Thursday, June 2, 2011

One Strong Belief: We Have a Choice #Trust30

The world is powered by passionate people, powerful ideas, and fearless action. What’s one strong belief you possess that isn’t shared by your closest friends or family? What inspires this belief, and what have you done to actively live it?

 

 we always have a choice

The fabric of our world is woven with a promise- that we can always return to our best selves, to our core values, to our inherent capacity to create a world in which all living things can thrive. I believe it is not only a promise but a choice to be made-- to be the best we can be and align with our destiny

Stoic acceptance, resignation, even despair is always knocking at the door of this belief. I am as susceptible as the people I love and live with. As I sit crouch legged on my side of the door I hear the distant calls, “You are sunk, honey” “You’re stuck” “It isn’t going to get better, so get used to it” “What can you expect of them anyway” “It’s just the way it is” “It’s just the way I am.”

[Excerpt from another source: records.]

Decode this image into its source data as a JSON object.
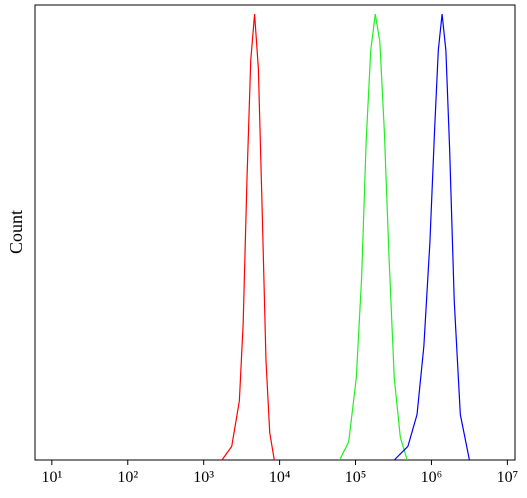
{
  "chart_data": {
    "type": "line",
    "y_label": "Count",
    "log_x": true,
    "xlim": [
      6,
      12600000
    ],
    "ylim": [
      0,
      100
    ],
    "xticks": [
      {
        "value": 10,
        "label": "10¹"
      },
      {
        "value": 100,
        "label": "10²"
      },
      {
        "value": 1000,
        "label": "10³"
      },
      {
        "value": 10000,
        "label": "10⁴"
      },
      {
        "value": 100000,
        "label": "10⁵"
      },
      {
        "value": 1000000,
        "label": "10⁶"
      },
      {
        "value": 10000000,
        "label": "10⁷"
      }
    ],
    "series": [
      {
        "color": "#ff0000",
        "x": [
          1740,
          2340,
          2950,
          3310,
          3720,
          4170,
          4680,
          5250,
          5890,
          6610,
          7410,
          8510
        ],
        "values": [
          0,
          3,
          13,
          30,
          62,
          88,
          98,
          86,
          55,
          22,
          6,
          0
        ]
      },
      {
        "color": "#22ee22",
        "x": [
          61700,
          81300,
          102300,
          120200,
          138000,
          158500,
          182000,
          208900,
          239900,
          275400,
          323600,
          389000,
          478600
        ],
        "values": [
          0,
          4,
          18,
          40,
          70,
          90,
          98,
          92,
          72,
          45,
          18,
          5,
          0
        ]
      },
      {
        "color": "#0000ff",
        "x": [
          323600,
          489800,
          645700,
          794300,
          955000,
          1096000,
          1230000,
          1380000,
          1549000,
          1738000,
          1995000,
          2399000,
          3162000
        ],
        "values": [
          0,
          3,
          10,
          25,
          48,
          72,
          90,
          98,
          90,
          68,
          35,
          10,
          0
        ]
      }
    ]
  }
}
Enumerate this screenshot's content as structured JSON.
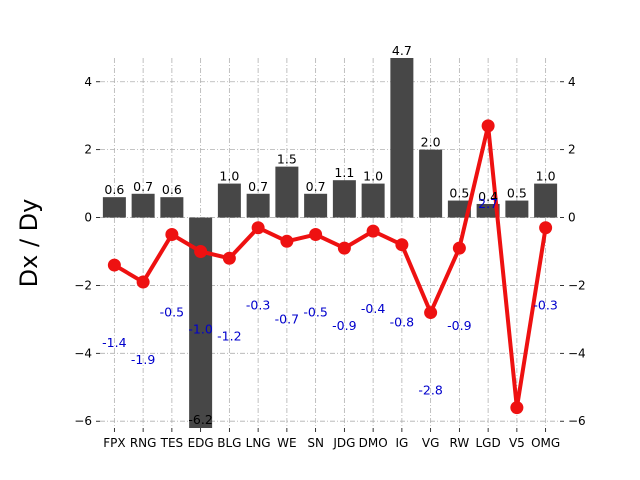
{
  "chart_data": {
    "type": "bar",
    "ylabel": "Dx / Dy",
    "xlabel": "",
    "title": "",
    "categories": [
      "FPX",
      "RNG",
      "TES",
      "EDG",
      "BLG",
      "LNG",
      "WE",
      "SN",
      "JDG",
      "DMO",
      "IG",
      "VG",
      "RW",
      "LGD",
      "V5",
      "OMG"
    ],
    "series": [
      {
        "type": "bar",
        "color": "#474747",
        "values": [
          0.6,
          0.7,
          0.6,
          -6.2,
          1.0,
          0.7,
          1.5,
          0.7,
          1.1,
          1.0,
          4.7,
          2.0,
          0.5,
          0.4,
          0.5,
          1.0
        ],
        "labels": [
          "0.6",
          "0.7",
          "0.6",
          "-6.2",
          "1.0",
          "0.7",
          "1.5",
          "0.7",
          "1.1",
          "1.0",
          "4.7",
          "2.0",
          "0.5",
          "0.4",
          "0.5",
          "1.0"
        ]
      },
      {
        "type": "line",
        "color": "#ee1111",
        "label_color": "#0000cc",
        "values": [
          -1.4,
          -1.9,
          -0.5,
          -1.0,
          -1.2,
          -0.3,
          -0.7,
          -0.5,
          -0.9,
          -0.4,
          -0.8,
          -2.8,
          -0.9,
          2.7,
          -5.6,
          -0.3
        ],
        "labels": [
          "-1.4",
          "-1.9",
          "-0.5",
          "-1.0",
          "-1.2",
          "-0.3",
          "-0.7",
          "-0.5",
          "-0.9",
          "-0.4",
          "-0.8",
          "-2.8",
          "-0.9",
          "2.7",
          "-5.6",
          "-0.3"
        ]
      }
    ],
    "ylim": [
      -6.2,
      4.7
    ],
    "yticks": [
      "−6",
      "−4",
      "−2",
      "0",
      "2",
      "4"
    ],
    "ytick_values": [
      -6,
      -4,
      -2,
      0,
      2,
      4
    ],
    "grid": true,
    "right_axis_ticks": true
  }
}
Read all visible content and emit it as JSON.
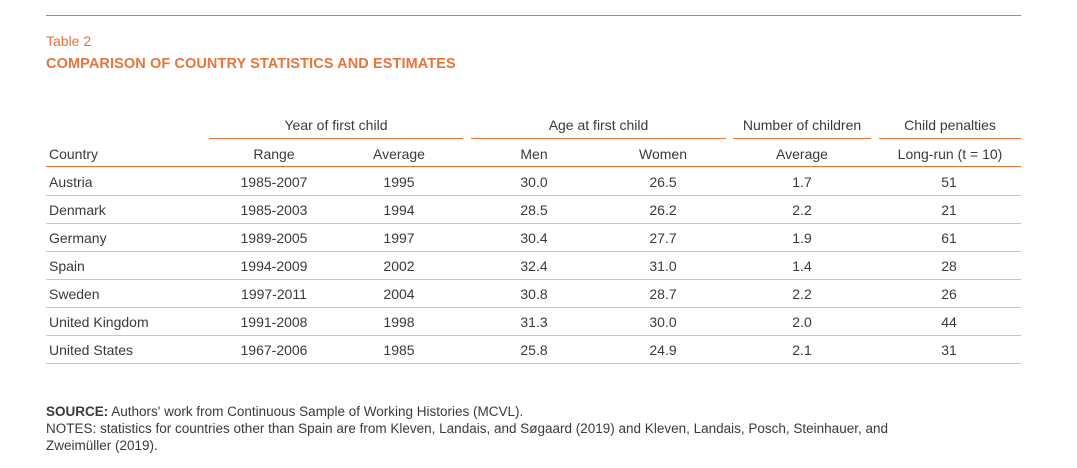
{
  "table": {
    "label": "Table 2",
    "title": "COMPARISON OF COUNTRY STATISTICS AND ESTIMATES",
    "groups": {
      "year_first_child": "Year of first child",
      "age_first_child": "Age at first child",
      "num_children": "Number of children",
      "child_penalties": "Child penalties"
    },
    "subheaders": {
      "country": "Country",
      "range": "Range",
      "average1": "Average",
      "men": "Men",
      "women": "Women",
      "average2": "Average",
      "long_run": "Long-run (t = 10)"
    },
    "rows": [
      {
        "country": "Austria",
        "range": "1985-2007",
        "avg_year": "1995",
        "men": "30.0",
        "women": "26.5",
        "children": "1.7",
        "penalty": "51"
      },
      {
        "country": "Denmark",
        "range": "1985-2003",
        "avg_year": "1994",
        "men": "28.5",
        "women": "26.2",
        "children": "2.2",
        "penalty": "21"
      },
      {
        "country": "Germany",
        "range": "1989-2005",
        "avg_year": "1997",
        "men": "30.4",
        "women": "27.7",
        "children": "1.9",
        "penalty": "61"
      },
      {
        "country": "Spain",
        "range": "1994-2009",
        "avg_year": "2002",
        "men": "32.4",
        "women": "31.0",
        "children": "1.4",
        "penalty": "28"
      },
      {
        "country": "Sweden",
        "range": "1997-2011",
        "avg_year": "2004",
        "men": "30.8",
        "women": "28.7",
        "children": "2.2",
        "penalty": "26"
      },
      {
        "country": "United Kingdom",
        "range": "1991-2008",
        "avg_year": "1998",
        "men": "31.3",
        "women": "30.0",
        "children": "2.0",
        "penalty": "44"
      },
      {
        "country": "United States",
        "range": "1967-2006",
        "avg_year": "1985",
        "men": "25.8",
        "women": "24.9",
        "children": "2.1",
        "penalty": "31"
      }
    ]
  },
  "footer": {
    "source_label": "SOURCE:",
    "source_text": " Authors' work from Continuous Sample of Working Histories (MCVL).",
    "notes_line1": "NOTES: statistics for countries other than Spain are from Kleven, Landais, and Søgaard (2019) and Kleven, Landais, Posch, Steinhauer, and",
    "notes_line2": "Zweimüller (2019)."
  },
  "colors": {
    "accent": "#e8743b",
    "text": "#3a3a3a"
  }
}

When my hand stretches out to turn the knob I am in danger of betraying myself. Even as I slowly turn and consider giving in I realize—I am making a choice. What am I choosing? And with that thought, I have returned to myself. I can stand on my own two feet and see a different possibility.

 

This belief is core for me. It is rooted in my belief in God, in my reading of the bible. In my absolute certainty that our inherent capacity to choose is divinely endowed. It is also rooted in my life experience. I have made changes over and over again. I have redeemed myself over and over again. I am resilient. My relationships are resilient. Our world is resilient. 


I apologize.

I ask for a do-over (I was harsh, I am sorry. It is not who I want to be. Can we try again? I care about you.)

 

I see each new day, each new moment as a new opportunity. (I passed a homeless man on the street without a kind word yesterday, today I will smile and say hello.)

I take responsibility (Am I choosing to wallow in despair? Am I choosing to feel victimized? What can I do to shift this? Who do I need to reach out to?)